Segundo o Ministério do Desenvolvimento, Indústria, Comércio e Serviços (MDIC), o Congresso Nacional promulgou nesta terça-feira (17/03) o decreto legislativo que ratifica o acordo entre o Mercosul e a União Europeia. A assinatura do documento marca um avanço na agenda de integração econômica do Brasil com um de seus principais parceiros comerciais. A expectativa do governo é que o acordo entre em vigor ainda neste semestre.
De acordo com o vice-presidente e ministro do MDIC, Geraldo Alckmin, que participou da cerimônia e assinou o documento, o acordo possui grande relevância estratégica para o país. “O acordo entre Mercosul e União Europeia conecta dois blocos econômicos que, juntos, reúnem mais de 700 milhões de pessoas e representam um quarto da economia mundial. Trata-se do maior acordo comercial já negociado pelo Mercosul e também o maior acordo de comércio entre blocos do mundo”, afirmou.
Alckmin destacou ainda os impactos econômicos da parceria. “O acordo diversifica mercados e reduz vulnerabilidades externas, fortalecendo a integração e ampliando a resiliência da economia brasileira frente a choques globais”, comentou. Segundo ele, a iniciativa também está alinhada a uma estratégia de desenvolvimento mais ampla, sendo um instrumento de política econômica e externa, voltado a promover um desenvolvimento sustentável e inclusivo.
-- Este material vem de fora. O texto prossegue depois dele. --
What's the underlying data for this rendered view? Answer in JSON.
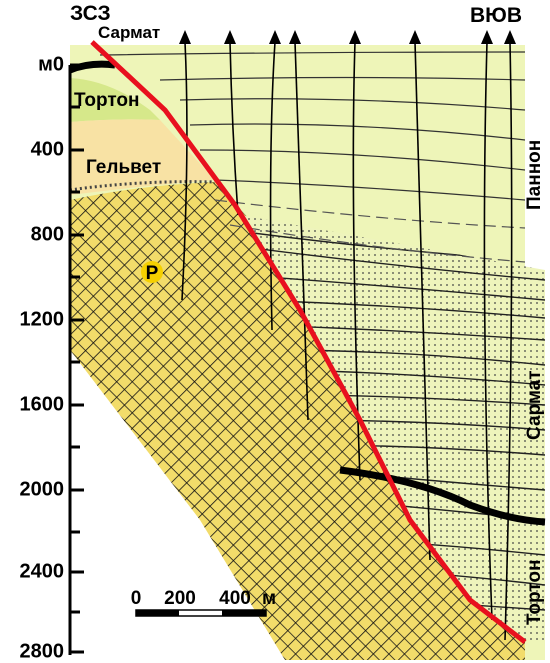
{
  "header": {
    "left": "ЗСЗ",
    "right": "ВЮВ"
  },
  "depth_axis": {
    "labels": [
      "м0",
      "400",
      "800",
      "1200",
      "1600",
      "2000",
      "2400",
      "2800"
    ]
  },
  "formations": {
    "sarmat_top": "Сармат",
    "torton_left": "Тортон",
    "gelvet": "Гельвет",
    "basement": "Р",
    "pannon": "Паннон",
    "sarmat_right": "Сармат",
    "torton_right": "Тортон"
  },
  "scale": {
    "labels": [
      "0",
      "200",
      "400"
    ],
    "unit": "м"
  }
}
Ao falar sobre os efeitos esperados, o ministro ressaltou os benefícios para a economia brasileira. “Estimativas indicam impactos positivos em variáveis macroeconômicas, como expansão do PIB, aumento das exportações, estímulo ao investimento, geração de empregos e redução de custos para o consumidor”, declarou.
Alckmin também reforçou o papel do acordo no cenário internacional. “Em um momento de tensões no comércio global, a parceria entre Mercosul e União Europeia representa uma escolha pela cooperação, pelo diálogo e pelo fortalecimento do multilateralismo”, concluiu.
Participaram da cerimônia o presidente do Senado Federal e do Congresso Nacional, Davi Alcolumbre; o presidente da Câmara dos Deputados, Hugo Motta; o ministro das Relações Exteriores, Mauro Vieira; além de senadores, deputados e representantes de órgãos de defesa comercial e de relações exteriores.
Segundo o MDIC, o acordo prevê a redução gradual de tarifas sobre produtos industriais e agropecuários, além de criar uma das maiores áreas de livre comércio do mundo. A iniciativa busca ampliar o acesso a mercados, fortalecer a integração econômica e criar condições favoráveis para investimentos e inserção internacional das empresas brasileiras. O texto também estabelece regras para serviços, compras públicas, propriedade intelectual e mecanismos de solução de controvérsias.
Dados indicam que, até 2044, o impacto positivo no PIB brasileiro deve atingir cerca de 0,34%, o equivalente a aproximadamente R$ 37 bilhões, além de estimular o aumento de investimentos, exportações e renda, e reduzir custos ao consumidor. O acordo mantém o direito regulatório das partes e instrumentos de defesa comercial, como medidas antidumping, compensatórias e salvaguardas, além de uma norma específica para disciplinar a aplicação desses mecanismos no âmbito dos acordos do Mercosul.
De acordo com o cronograma de liberalização, aproximadamente 55,3% das importações brasileiras provenientes da União Europeia terão o Imposto de Importação zerado após dez anos ou mais, enquanto 14,5% das compras externas terão a desgravação ocorrendo entre zero e quatro anos. Cerca de 10% das importações ficaram fora do escopo do acordo.
Fonte: Ministério do Desenvolvimento, Indústria, Comércio e Serviços.